It is in fact an AngularJS template where the object to be rendered is accessible with scope variable extraction
or source
, depending on whether the browsable relation is an extraction or source.
For extractions, source
variable may also point to its provenance source object.
Here's an example for rendering has_spouse
in the spouse example as highlighted text spans with two colors.
The mindtagger-word-array
and mindtagger-highlight-words
are AngularJS directives provided by Mindtagger, a tool for labeling data.

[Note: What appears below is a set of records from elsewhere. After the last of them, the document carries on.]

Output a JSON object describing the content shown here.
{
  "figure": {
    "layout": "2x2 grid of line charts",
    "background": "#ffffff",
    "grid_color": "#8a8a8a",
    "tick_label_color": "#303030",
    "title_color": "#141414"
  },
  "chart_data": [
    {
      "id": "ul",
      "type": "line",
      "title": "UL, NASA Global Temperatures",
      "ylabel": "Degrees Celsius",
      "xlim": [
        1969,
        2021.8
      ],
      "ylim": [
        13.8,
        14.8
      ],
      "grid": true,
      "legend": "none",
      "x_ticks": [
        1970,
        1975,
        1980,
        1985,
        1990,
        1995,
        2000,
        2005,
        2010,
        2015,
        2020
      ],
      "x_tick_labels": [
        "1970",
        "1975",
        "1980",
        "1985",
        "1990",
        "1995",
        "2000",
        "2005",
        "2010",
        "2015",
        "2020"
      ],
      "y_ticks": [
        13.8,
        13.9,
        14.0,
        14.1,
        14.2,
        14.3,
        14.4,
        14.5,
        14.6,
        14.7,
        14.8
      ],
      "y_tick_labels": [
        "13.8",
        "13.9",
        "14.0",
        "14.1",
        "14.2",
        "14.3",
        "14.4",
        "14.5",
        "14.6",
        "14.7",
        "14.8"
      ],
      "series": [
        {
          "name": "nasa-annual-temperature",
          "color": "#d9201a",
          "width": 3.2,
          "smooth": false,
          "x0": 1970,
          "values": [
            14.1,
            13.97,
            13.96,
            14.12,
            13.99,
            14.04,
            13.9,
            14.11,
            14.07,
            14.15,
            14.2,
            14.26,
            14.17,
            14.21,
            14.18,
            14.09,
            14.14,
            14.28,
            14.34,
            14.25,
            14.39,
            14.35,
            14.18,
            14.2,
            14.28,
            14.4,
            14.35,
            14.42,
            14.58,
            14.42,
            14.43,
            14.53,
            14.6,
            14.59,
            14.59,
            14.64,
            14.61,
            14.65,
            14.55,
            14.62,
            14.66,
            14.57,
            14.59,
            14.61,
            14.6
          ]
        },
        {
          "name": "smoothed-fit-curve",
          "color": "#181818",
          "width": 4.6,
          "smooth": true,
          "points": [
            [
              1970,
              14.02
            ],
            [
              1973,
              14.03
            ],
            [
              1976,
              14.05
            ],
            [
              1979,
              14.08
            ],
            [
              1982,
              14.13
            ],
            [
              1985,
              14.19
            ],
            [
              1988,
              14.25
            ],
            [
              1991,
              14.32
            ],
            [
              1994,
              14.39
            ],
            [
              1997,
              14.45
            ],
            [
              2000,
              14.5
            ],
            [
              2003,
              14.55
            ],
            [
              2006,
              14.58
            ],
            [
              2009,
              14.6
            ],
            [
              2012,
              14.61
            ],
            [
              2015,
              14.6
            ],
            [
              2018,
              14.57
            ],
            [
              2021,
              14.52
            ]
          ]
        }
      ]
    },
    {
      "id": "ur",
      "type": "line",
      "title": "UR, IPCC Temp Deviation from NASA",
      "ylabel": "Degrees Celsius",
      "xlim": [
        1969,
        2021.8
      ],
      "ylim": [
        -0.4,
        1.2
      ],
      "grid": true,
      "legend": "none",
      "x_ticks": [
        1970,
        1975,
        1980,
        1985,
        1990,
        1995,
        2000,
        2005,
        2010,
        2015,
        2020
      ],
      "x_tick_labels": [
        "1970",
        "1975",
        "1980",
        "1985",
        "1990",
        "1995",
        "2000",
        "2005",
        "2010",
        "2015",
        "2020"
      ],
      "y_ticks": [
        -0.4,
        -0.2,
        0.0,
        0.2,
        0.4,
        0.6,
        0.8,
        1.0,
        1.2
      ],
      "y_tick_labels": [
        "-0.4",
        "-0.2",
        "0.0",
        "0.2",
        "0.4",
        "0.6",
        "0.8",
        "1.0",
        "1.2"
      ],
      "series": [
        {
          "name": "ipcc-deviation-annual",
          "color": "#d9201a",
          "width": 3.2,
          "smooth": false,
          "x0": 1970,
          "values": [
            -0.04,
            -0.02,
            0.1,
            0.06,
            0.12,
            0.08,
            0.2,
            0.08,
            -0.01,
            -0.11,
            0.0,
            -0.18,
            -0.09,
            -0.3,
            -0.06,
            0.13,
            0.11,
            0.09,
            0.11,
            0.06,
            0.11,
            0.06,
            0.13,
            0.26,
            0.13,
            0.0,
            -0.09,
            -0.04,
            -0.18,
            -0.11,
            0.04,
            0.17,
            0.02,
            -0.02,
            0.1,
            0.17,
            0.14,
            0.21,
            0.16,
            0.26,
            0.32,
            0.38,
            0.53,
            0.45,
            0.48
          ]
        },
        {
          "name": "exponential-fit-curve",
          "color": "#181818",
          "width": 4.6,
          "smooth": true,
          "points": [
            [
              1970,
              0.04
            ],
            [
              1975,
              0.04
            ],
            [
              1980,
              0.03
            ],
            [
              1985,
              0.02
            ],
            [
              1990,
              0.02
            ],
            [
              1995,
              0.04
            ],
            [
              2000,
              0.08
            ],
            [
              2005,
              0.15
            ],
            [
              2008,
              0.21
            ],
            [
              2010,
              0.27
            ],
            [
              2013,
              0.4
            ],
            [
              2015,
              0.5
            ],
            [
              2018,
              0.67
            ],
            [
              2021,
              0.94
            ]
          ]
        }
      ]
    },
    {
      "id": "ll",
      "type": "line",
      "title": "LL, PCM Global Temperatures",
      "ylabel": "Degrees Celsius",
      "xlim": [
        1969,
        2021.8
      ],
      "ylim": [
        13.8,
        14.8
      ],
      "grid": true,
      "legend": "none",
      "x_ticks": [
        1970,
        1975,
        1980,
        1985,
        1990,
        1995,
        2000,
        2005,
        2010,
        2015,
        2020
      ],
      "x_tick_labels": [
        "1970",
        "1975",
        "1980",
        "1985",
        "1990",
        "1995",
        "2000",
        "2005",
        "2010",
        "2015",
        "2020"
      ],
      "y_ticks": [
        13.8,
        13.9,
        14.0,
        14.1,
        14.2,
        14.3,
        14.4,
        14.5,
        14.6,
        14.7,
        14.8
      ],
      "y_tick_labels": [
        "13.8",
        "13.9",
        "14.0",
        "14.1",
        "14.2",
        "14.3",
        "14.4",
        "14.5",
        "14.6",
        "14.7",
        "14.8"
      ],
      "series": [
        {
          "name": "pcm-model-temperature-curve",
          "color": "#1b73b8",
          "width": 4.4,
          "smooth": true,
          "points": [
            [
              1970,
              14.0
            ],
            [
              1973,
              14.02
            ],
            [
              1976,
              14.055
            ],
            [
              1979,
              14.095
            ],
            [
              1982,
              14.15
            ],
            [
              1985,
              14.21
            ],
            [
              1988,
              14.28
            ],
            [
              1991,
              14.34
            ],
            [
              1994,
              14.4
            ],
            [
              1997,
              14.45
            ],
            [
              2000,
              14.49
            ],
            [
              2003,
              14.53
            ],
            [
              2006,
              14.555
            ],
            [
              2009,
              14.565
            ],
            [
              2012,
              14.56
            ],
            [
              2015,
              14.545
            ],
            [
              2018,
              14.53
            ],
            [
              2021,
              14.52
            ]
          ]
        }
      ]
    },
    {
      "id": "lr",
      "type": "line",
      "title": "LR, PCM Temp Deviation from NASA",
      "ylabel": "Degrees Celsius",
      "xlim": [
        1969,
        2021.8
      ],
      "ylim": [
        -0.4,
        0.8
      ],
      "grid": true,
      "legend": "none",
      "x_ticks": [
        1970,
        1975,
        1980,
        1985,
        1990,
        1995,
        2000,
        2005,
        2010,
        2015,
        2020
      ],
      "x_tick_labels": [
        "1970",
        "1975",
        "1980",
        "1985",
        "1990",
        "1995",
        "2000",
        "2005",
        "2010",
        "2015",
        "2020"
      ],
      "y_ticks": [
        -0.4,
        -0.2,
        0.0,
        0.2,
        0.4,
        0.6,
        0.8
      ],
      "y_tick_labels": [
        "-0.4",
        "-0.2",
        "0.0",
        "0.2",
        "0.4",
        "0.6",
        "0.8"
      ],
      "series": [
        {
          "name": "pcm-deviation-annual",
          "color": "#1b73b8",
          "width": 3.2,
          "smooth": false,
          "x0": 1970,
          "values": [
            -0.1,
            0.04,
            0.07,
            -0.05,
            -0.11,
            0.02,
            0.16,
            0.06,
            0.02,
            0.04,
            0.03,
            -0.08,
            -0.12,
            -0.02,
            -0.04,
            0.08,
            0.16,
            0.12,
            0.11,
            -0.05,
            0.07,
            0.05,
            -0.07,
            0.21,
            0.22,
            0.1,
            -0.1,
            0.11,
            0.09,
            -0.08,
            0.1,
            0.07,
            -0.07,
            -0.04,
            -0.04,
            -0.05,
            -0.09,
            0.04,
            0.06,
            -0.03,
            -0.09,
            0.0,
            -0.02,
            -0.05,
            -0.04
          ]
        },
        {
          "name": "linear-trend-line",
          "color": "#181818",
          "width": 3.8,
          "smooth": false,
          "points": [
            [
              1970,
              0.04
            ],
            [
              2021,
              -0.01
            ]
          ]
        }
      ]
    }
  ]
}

<a mb-search-link="{{extraction.p1.mention_text}}"><strong>{{extraction.p1.mention_text}}</strong></a>
--
<a mb-search-link="{{extraction.p2.mention_text}}"><strong>{{extraction.p2.mention_text}}</strong></a>
<br> E=<strong>{{extraction.expectation}}</strong>
<br><small class="text-muted">See all
<a mb-search-link='feature:* "{{extraction.p1_id}}@{{extraction.p2_id}}"'>features</a>
/
<a mb-search-link='label:* "{{extraction.p1_id}}@{{extraction.p2_id}}"'>labels</a>
</small>
<small class="text-muted">
in <a mb-search-only="sentences" mb-search-link="{{extraction.p1.doc_id}} sentence_index:{{extraction.p1.sentence_index}}">sentence {{extraction.p1.sentence_index}}</a>
in <a mb-search-only="articles" mb-search-link="{{extraction.p1.doc_id}}">article({{extraction.p1.doc_id}})</a>:
</small>
<div mindtagger-word-array="source.tokens">
<mindtagger-highlight-words from="extraction.p1.begin_index" to="extraction.p1.end_index" with-style="background-color: yellow;"/>
<mindtagger-highlight-words from="extraction.p2.begin_index" to="extraction.p2.end_index" with-style="background-color: cyan;"/>
</div>
Without the template, the GUI would render by default a has_spouse
in a hard-to-read format:
This is improved as shown below by creating the template above in the application:
AngularJS extensions
To define further AngularJS extensions, such as directives or filters to be used in the templates, define a mindbender.extensions
module in ./mindbender/extensions.coffee
or ./mindbender/extensions.js
.
This can be very useful if you need to share some template fragments or scripts across many browsable relations.
###
To define your AngularJS extensions for the custom templates in Mindbender,
your own JavaScript/CoffeeScript code can be put at mindbender/extensions.js
or mindbender/extensions.coffee file under the working directory where you
start `mindbender gui`. All files under the mindbender/ directory will be
available under the same relative path, e.g., an AngularJS template stored
in mindbender/foo.html will be available as "mindbender/foo.html". Hence,
you can use arbitrary number of files to define your extensions.
###
angular.module "mindbender.extensions", [
"mindbender.search"
]
.directive "mbSearchLink", ($location, DeepDiveSearch) ->
link: ($scope, $element, $attrs) ->
$scope.$watch (-> $attrs.mbSearchLink), ->
params = _.extend {}, DeepDiveSearch.params
params.s = $attrs.mbSearchLink
params.t = $attrs.mbSearchOnly
params.p = 1
$element.attr "href", "#/search/#{
unless DeepDiveSearch.index? then ""
else encodeURIComponent DeepDiveSearch.index}?#{(
"#{encodeURIComponent k}=#{encodeURIComponent v ? ""}" for k,v of params
).join("&")}"
.directive "mbView", (DeepDiveSearch) ->
scope:
mbView: "="
mbViewType: "@"
link: ($scope, $element, $attrs) ->
# TODO use hit and https://github.com/HazyResearch/mindbender/blob/master/gui/frontend/src/search/search.html#L92-L96
$element.attr "href", "#/view/#{encodeURIComponent DeepDiveSearch.index}/#{
encodeURIComponent $scope.mbViewType}/?id=#{
encodeURIComponent $scope.mbView}#{
unless DeepDiveSearch.routing? then ""
else "&routing=#{DeepDiveSearch.routing}"
}"
.filter "uri", () ->
(s) -> encodeURIComponent s